Biram Dah Abeid, chef de file de l’opposition mauritanienne.©️DR
Alors que la Coalition pour l’Alternance Démocratique 2029 (CAD2029) devait lancer officiellement ses activités à Nouakchott, le ministère de l’Intérieur aurait annulé, à la dernière minute, l’autorisation initialement accordée. Une décision vivement critiquée par les organisateurs et plusieurs figures de l’opposition, qui y voient un recul des libertés publiques à trois ans de la présidentielle.
Le lancement officiel de la Coalition pour l’Alternance Démocratique 2029 (CAD2029), prévu ce mercredi 11 février 2026 à l’Ancienne Maison des Jeunes de Nouakchott, n’a finalement pas eu lieu.
Selon les organisateurs, le ministère de l’Intérieur a interdit la tenue du meeting quelques heures seulement avant la cérémonie d’ouverture, alors qu’une autorisation avait été préalablement délivrée.
Des membres de la coalition dénoncent « une mesure arbitraire » qui, selon eux, « révèle le caractère fallacieux du discours sur l’ouverture politique » et confirme que « les restrictions imposées à l’action de l’opposition demeurent la règle plutôt que l’exception ».
Samba Thiam, président des Forces Progressistes pour le Changement (FPC), bien qu’il ne soit pas membre de la nouvelle coalition, a exprimé son désaccord sur sa page Facebook.
« Je viens d’apprendre, à l’instant, que le ministre de l’Intérieur vient d’interdire la tenue d’une rencontre initiée par un parti légal, en vue de la mise en place d’une Coalition pour l’Alternance Démocratique. Je n’appartiens pas à cette nouvelle coalition, mais je m’érige totalement contre cette mesure du ministre qui viole les libertés fondamentales consacrées par la Constitution, dont, entre autres, la liberté de réunion et d’association », a-t-il écrit.
L’opposant va plus loin en estimant que « sans un minimum de libertés, il n’y a pas démocratie » et en mettant en garde contre « un vaste parti unique entouré de satellites », dénonçant une évolution qu’il juge préoccupante du climat politique.
La CAD2029 avait été annoncée le 9 février 2026 comme une nouvelle plateforme de rassemblement d’une partie de l’opposition mauritanienne, avec pour objectif affiché de préparer une alternance pacifique à l’élection présidentielle de juin 2029.
La coalition regroupe, à ce stade, plusieurs formations politiques, dont le Rassemblement pour une Action Globale (RAG), l’AJDMR, le Parti de l’Alliance Démocratique et le Parti pour une Mauritanie Forte.
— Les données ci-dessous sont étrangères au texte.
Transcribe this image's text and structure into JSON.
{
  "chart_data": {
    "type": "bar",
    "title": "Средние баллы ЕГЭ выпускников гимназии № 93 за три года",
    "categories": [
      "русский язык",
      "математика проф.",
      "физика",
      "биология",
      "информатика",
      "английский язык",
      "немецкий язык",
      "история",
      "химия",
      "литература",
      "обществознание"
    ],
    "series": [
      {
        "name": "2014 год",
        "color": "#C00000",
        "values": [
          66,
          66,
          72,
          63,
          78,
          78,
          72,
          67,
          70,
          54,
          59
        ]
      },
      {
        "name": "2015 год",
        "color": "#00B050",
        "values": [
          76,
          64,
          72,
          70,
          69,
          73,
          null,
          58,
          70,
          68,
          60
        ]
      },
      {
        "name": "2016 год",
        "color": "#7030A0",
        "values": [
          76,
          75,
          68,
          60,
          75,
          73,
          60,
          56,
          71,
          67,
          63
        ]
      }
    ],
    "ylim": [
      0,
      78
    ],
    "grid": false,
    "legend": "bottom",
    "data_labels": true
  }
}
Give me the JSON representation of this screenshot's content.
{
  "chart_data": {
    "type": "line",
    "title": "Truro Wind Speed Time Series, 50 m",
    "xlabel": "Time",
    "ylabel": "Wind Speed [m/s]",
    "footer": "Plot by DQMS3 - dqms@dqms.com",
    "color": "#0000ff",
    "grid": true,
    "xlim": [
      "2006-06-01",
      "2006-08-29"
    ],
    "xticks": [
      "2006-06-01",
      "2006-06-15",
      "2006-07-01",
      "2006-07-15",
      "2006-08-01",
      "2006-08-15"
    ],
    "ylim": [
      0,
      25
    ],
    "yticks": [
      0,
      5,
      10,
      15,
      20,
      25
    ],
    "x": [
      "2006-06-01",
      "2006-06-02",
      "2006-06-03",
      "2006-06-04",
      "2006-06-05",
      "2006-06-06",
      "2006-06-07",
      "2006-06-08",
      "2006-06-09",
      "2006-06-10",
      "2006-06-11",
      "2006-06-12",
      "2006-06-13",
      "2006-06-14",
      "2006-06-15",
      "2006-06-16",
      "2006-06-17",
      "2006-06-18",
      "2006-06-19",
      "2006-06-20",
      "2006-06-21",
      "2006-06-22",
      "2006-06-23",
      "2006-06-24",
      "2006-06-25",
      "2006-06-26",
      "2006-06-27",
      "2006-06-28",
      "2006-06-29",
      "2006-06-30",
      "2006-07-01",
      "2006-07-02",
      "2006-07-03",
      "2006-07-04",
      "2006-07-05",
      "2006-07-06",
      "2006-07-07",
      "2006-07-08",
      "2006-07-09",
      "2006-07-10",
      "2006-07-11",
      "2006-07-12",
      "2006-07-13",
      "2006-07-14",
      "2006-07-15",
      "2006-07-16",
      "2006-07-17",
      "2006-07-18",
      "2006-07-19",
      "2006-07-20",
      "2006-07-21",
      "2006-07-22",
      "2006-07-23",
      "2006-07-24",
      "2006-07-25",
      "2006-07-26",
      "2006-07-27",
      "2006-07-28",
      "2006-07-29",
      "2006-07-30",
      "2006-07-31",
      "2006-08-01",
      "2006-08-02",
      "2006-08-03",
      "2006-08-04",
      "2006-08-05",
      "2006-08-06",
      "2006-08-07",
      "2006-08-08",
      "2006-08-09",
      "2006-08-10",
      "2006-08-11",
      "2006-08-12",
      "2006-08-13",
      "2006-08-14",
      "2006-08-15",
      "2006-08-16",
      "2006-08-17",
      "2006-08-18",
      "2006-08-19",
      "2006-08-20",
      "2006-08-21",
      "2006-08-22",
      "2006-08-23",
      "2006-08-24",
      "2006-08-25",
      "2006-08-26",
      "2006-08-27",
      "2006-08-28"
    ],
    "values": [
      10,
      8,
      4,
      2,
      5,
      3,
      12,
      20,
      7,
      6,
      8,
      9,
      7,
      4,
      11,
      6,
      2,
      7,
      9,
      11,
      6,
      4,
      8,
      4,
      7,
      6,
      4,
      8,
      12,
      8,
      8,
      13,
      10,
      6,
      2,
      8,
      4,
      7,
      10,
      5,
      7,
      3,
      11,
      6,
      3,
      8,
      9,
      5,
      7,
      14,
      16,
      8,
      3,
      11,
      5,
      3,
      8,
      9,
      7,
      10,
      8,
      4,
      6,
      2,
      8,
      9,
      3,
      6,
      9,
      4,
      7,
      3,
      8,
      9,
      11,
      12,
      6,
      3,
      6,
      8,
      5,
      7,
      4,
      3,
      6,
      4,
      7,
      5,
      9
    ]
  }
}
Ses initiateurs affirment vouloir fédérer les forces vives du pays autour d’un projet axé sur la justice, la démocratie et l’alternance pacifique, présentée comme un levier de stabilité institutionnelle.
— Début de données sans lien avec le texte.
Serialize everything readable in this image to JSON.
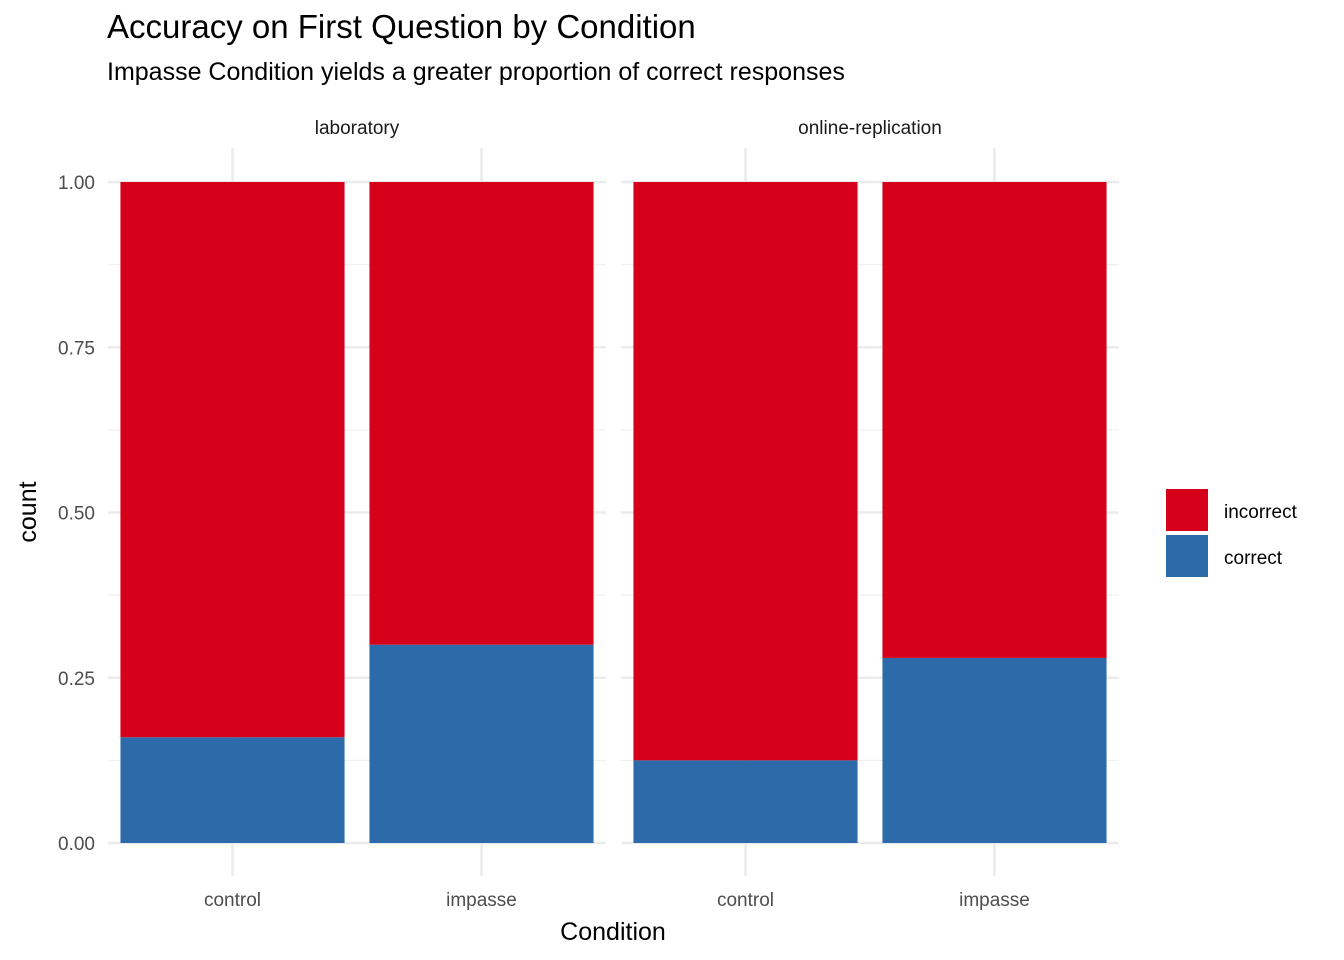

Le meeting interdit devait constituer la première apparition publique de la coalition et permettre de préciser sa feuille de route ainsi que ses ambitions politiques pour les années à venir.
À plus de trois ans de la présidentielle, cet épisode relance le débat sur l’état des libertés publiques et les conditions d’exercice de l’activité politique en Mauritanie.
En l’absence de communication officielle sur les motifs de l’interdiction, l’affaire pourrait raviver les tensions entre le pouvoir et une opposition qui cherche à se restructurer en vue de 2029.